The back inside of the manual advertises The Munster Koach and My Mother the Car? M.M. the Car must be one of those ooold TV shows.


----------



## NUM11BLADE (Feb 16, 2002)

Wow, I always remember the Cord by that wrap around grille. Don't no what it's worth but someone will. Any model related magazines in the dusty haul?


----------



## spe130 (Apr 13, 2004)

I'm a big fan of that car...might be interested if it isn't a terribly expensive kit.

Sounds like you made out with some good kits from weekend of cleaning!


----------



## scotpens (Sep 6, 2003)

I bought one of those AMT Cord kits when it was re-released back in the '80s. The box art is in the style of AMT in the mid- to late 1960s. If it was contemporary with _The Munsters_ and _My Mother the Car_, it must be from 1965-66. IIRC, it's not terribly accurate -- the shape of the famous "coffin nose" front is off (rounded where it should come to a point). Also, the real 1936-37 Cord 812 had a back seat; the model is of a 2-seater (maybe with a tonneau over the rear seat; I don't remember). I have no idea what it's worth as a collectible, but the Monogram 1/25 scale Cord is way superior in accuracy and detail.


flexman said:


> The back inside of the manual advertises The Munster Koach and My Mother the Car?
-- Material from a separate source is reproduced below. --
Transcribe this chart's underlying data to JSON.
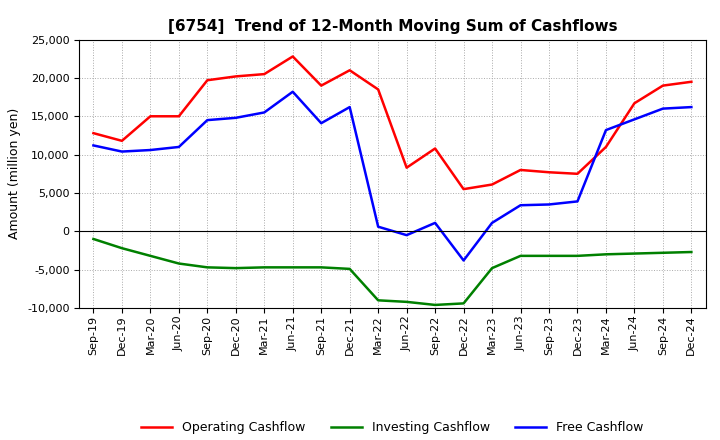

M.M. the Car must be one of those ooold TV shows.


You mean to say you've NEVER heard of _My Mother the Car?_ One of the classically bad TV shows of all time? Jerry Van **** played a family man whose recently deceased mother is reincarnated -- as an antique car! The voice of "Mother" (provided by Ann Sothern) comes over the car radio. Another one of those "wacky" fantasy sitcoms from the 1960s. Check out some of the clips from that show on YouTube.


----------



## kit-junkie (Apr 8, 2005)

If you find a clean box for it, it might be worth something. I have no idea how much, though. I don't think it was a really popular kit. That would lead me to believe numbers are low. 

BUILD IT!


----------



## flexman (Jun 16, 2005)

Thanks for the info. I'm not a car kit builder...there's already enough guys doin' that sort of thing in the area. One of the old-timers at the hobby shop I do work with is a car nut so we'll probably work out a trade thing. If i did build cars, it looks like a great one to do because of the size and detail.


----------